Friday was the last day of the 2015 summer session of Feminist Camp, but there was precious little time for us to take in that fact. The focus of the day was Reproductive Justice, and our cohort separated into small groups to visit three reproductive health organizations throughout the city.
One of our pre-camp readings discussed the importance of the Reproductive Justice movement. The author of the piece, Monica Rae Simpson, called us to remember that Reproductive Justice was a term coined by black women in 1994 that encompasses much more than abortion. Reproductive Justice (RJ) is the right for all women, trans, and gender nonconforming people to have or not have children, and have access to resources that enable bodily autonomy and healthier birthing and parenting practices.
All of the organizations we visited explored a facet of this definition of RJ, from the Choices in Childbirth center where members of our cohort saw clips from the film The Business of Being Born and discussed maternity care services, doulas, and midwives, as well as the disparity in LGBTQ+ parents. Some of us traveled to the Modern Family Center at Spence Chapin, where campers unpacked their definition of ‘family,’ and learned about international and domestic adoption processes, as well as some of the difficulties associated with both. Our last breakout group was set to visit the Choices Women’s Medical Center, one of the most comprehensive reproductive healthcare clinics in the United States, founded by Merle Hoffman, author of Intimate Wars. Unfortunately, they were thwarted by public transit snafus and weren't able to make it.

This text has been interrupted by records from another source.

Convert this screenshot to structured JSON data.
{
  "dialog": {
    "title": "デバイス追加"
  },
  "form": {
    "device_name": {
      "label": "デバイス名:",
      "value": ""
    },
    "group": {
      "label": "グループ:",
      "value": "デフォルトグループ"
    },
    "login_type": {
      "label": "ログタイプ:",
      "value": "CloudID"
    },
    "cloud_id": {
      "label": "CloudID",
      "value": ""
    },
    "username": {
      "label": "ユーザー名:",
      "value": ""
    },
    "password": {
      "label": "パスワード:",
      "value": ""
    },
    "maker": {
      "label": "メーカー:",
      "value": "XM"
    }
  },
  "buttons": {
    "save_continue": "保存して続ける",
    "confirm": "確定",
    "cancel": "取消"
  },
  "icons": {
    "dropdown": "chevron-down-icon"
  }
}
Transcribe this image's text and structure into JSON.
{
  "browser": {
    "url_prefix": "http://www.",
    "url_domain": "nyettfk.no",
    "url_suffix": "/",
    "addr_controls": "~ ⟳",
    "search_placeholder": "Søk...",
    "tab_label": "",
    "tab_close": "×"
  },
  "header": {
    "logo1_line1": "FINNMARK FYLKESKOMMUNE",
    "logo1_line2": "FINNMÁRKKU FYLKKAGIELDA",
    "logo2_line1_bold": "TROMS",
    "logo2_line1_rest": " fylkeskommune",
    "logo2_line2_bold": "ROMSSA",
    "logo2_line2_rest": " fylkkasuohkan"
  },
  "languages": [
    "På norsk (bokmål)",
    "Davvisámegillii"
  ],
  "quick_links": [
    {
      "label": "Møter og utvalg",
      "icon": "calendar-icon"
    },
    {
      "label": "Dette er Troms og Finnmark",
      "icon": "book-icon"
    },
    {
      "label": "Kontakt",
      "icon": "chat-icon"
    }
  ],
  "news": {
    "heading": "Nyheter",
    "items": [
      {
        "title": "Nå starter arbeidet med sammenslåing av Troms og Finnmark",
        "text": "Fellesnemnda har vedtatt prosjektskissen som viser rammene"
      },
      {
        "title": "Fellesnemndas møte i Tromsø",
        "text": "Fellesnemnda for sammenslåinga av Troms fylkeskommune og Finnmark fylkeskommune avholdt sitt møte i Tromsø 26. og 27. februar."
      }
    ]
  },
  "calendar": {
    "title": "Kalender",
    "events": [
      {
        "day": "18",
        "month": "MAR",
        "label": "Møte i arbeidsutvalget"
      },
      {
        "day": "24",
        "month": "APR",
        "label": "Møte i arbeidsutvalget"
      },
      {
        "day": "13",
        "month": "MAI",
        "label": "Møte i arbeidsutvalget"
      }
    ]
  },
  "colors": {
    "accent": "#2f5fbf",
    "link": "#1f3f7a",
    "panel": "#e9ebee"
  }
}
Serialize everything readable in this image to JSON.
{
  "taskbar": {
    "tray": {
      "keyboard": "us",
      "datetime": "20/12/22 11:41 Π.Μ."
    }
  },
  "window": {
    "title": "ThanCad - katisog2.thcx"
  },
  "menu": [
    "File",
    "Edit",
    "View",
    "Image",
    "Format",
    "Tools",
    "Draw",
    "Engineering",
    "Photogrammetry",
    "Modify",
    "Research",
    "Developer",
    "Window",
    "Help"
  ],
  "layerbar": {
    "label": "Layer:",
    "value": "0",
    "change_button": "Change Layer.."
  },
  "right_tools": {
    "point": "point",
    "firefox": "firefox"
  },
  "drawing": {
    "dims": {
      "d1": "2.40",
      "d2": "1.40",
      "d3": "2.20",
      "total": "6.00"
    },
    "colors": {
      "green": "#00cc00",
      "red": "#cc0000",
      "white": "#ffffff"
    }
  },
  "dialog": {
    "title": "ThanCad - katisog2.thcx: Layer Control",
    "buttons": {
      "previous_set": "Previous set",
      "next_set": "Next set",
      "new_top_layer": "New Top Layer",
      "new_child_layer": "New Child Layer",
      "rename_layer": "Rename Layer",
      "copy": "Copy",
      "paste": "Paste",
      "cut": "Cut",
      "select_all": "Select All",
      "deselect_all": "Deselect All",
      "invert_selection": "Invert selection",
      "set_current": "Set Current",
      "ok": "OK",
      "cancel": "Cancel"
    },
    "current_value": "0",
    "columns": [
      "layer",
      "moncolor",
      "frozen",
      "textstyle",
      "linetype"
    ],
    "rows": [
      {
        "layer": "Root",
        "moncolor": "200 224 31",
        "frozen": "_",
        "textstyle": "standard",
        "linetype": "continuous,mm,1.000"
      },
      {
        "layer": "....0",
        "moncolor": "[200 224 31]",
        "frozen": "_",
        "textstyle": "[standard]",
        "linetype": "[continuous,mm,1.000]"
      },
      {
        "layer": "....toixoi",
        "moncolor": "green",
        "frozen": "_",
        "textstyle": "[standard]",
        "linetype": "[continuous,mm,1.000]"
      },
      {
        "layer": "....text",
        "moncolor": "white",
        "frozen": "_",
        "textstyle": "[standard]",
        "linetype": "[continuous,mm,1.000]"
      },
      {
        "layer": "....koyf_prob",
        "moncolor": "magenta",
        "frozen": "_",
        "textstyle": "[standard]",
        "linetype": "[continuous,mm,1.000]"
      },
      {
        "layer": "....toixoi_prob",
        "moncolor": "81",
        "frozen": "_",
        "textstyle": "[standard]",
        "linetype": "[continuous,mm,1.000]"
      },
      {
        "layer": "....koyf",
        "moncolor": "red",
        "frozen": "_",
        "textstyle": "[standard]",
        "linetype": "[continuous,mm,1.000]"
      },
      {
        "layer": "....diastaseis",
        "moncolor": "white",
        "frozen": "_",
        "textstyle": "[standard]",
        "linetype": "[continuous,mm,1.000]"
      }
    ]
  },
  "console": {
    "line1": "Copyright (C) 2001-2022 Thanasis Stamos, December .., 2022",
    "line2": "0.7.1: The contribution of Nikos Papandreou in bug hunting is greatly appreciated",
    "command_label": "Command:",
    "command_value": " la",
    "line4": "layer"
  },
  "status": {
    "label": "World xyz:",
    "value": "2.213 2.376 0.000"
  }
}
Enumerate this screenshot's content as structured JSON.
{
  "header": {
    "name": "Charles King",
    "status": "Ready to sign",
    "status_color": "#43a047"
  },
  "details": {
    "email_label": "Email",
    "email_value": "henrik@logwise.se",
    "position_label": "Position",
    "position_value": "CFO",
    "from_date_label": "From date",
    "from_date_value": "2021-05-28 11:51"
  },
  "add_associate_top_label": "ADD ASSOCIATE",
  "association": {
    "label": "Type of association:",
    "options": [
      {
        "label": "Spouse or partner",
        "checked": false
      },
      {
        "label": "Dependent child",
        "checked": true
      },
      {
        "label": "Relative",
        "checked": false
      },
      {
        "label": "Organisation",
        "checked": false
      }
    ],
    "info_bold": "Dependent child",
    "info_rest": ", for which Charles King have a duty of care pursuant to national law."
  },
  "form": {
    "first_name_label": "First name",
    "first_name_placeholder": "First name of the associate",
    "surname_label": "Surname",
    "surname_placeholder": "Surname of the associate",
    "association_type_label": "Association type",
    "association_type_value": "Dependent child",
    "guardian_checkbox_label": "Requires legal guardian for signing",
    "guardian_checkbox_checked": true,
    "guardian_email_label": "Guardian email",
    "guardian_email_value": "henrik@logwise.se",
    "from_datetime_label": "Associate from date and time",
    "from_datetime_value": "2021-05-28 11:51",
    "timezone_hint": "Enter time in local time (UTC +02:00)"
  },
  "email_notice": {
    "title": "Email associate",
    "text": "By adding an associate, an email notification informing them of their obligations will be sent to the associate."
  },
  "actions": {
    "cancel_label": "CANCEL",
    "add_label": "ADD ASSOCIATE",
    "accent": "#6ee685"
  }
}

We reconvened at the Feminist Press and launched into a discussion about our experiences, until representatives from the National Advocates for Pregnant Women joined us. The NAPW is a 501(c)(3) organization working to ensure that all women and people with the ability to become pregnant maintain their human and civil rights, particularly those who are pregnant and parenting. Lynn M. Paltrow, the founder of NAPW, told us about how she became involved in RJ and about a few cases she has worked on in the past. With her was Kylee J. Sunderlin, who contributed to our conversation about RJ cases, and a small group of NAPW interns. Gabriela Noa Betancourt, an intern from Tulane University, has been researching El Salvador’s Las 17 for the NAPW. A longtime advocate for RJ rights, Gabriela said that working with the NAPW has been an amazing experience, and she is happy to know that such an organization is not only doing the work but also staying true to its cause.
Shortly after our meeting with NAPW, we spoke with Symone New of the Doula Project, an organization that provides free full-spectrum support for pregnant people that encompasses emotional and physical care, as well as information and other resources. Full-spectrum doulas work on birth, abortion, and adoption cases, and offer complete non-judgmental support so that clients are empowered to make the choice that is best for them. Symone prompted our discussion by asking us to think of a time when we were supported by someone else, and continued to say that the Doula Project believes that everyone is deserving of this support. Symone entertained our many questions and told us about what it means to be a doula, and the joy that work brings to her life.
Once we thanked Symone for her time and said goodbye, we had one last item on our agenda: the closeout.
After an intense week of challenging conversations and personal revelations, we were finally at the point of saying our last goodbyes. A camper from a previous year offered us Feminist Camp merit badges, a small token commemorating a monumental week. One by one, we gave each other a badge with a word of thanks or appreciation, and we returned the favor by offering a badge to another.
I found myself at loss when trying to put words to the experiences I’ve had, the relationships I’ve developed, and what I’ve learned about myself and my place in our movement. Even now, I’m still at a loss for those words.
Sometimes the depth of our growth as people and activists escapes the conventions of language and can only be measured in the actions we take. Now, I am acting with a greater foundation of knowledge and the backing of a strong network of powerful feminists, and I owe all this to Feminist Camp.